Let us now consider other alternatives and possibilities of educational exchange that could be adopted or developed. In place of the old and often empty MOU visits, universities and colleges could organize “immersion” programs where visitors arrange to stay at least a week at an overseas institution to observe people in action, to learn from personal interactions, and to reflect and plan what to bring and implement at home. The time for such immersion could be added either by asking host universities if they could arrange accommodation and guidance. If not, there may be expatriates in town who can host the visitors. And, of course, if the visitors are serious, they can add or allocate some resource to extend their visit and enrich the exchange.
Similarly, when inviting experts, our institutions could arrange “guided” consultancy rather than asking the guest to deliver their ideas without understanding the context. One may ask: what would a Nepali host need to teach a Japanese expert on mindful teaching or an American scholar on student-centered assessment methods? Simply, the experts can far better change the minds and habits of local teachers if the visitors know the size of our classrooms, the nature of our curriculum, and whether and how much course credit is in the hands of our teachers.
Another approach—or, rather, a mindset—is to not expect exchange and collaboration to be everlasting. Especially with virtual collaboration, the perfect need not be enemy of the good. Exchange projects should have short duration and realistic goals, generate resources for future use, and hand over initiatives to new groups. People want to learn and leave.
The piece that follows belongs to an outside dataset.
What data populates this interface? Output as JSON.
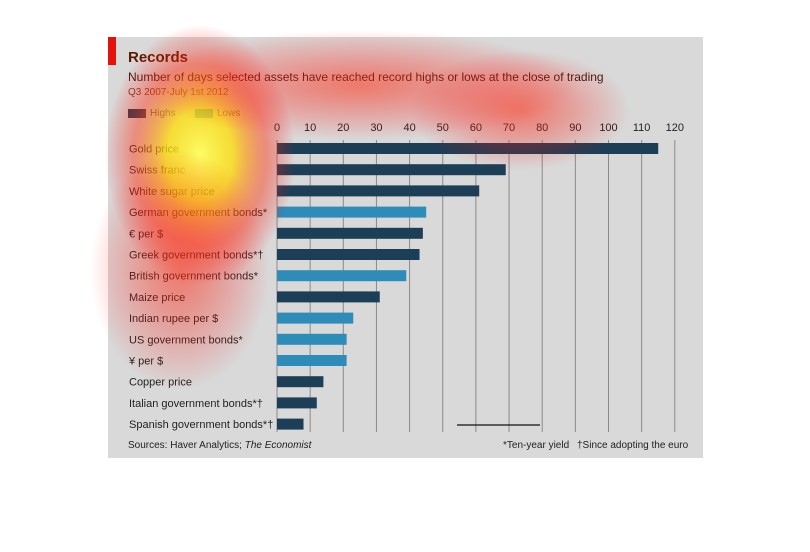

Class-to-class exchange—which are quite common but not very visible—could be adopted or supported by institutions. Teachers need some training, or connection to experienced colleagues, and some help with logistics.
Sending students abroad in exchange programs is an established method but it has become increasingly challenging due to increased marketization of international education in most countries. Scholarship for foreign students could be an alternative, and I wrote about it here when a regional university introduced the idea, but the project fizzled out for lack of seriousness.
I have seen more success at institutions that instead built relationship with individual scholars or groups of advocates from other countries. One such project, based in Sweden, has lasted nearly two decades and has helped hundreds of students complete secondary education. Sponsorship for college students is less common, perhaps because higher education is seen as a privilege. The exchange of students and their experience should be a priority in educational exchange.
International education used to be an exclusive domain of the elite. Then thousands of Nepali students started studying abroad. Nepal in 2014 ranked 12th in terms of the number of its students studying in the United States, a stunning fact for a country Nepal’s size. Strong arguments and emotions are associated with leaving home—especially when scholars don’t return—but education has always made people more mobile, and we might as well make the best out of mobility.
It is time for scholars and institutions to embrace the good strategies of internationalization and international exchange of education—and to stop unproductive old habits, as well as expose corrupt practices where they occur.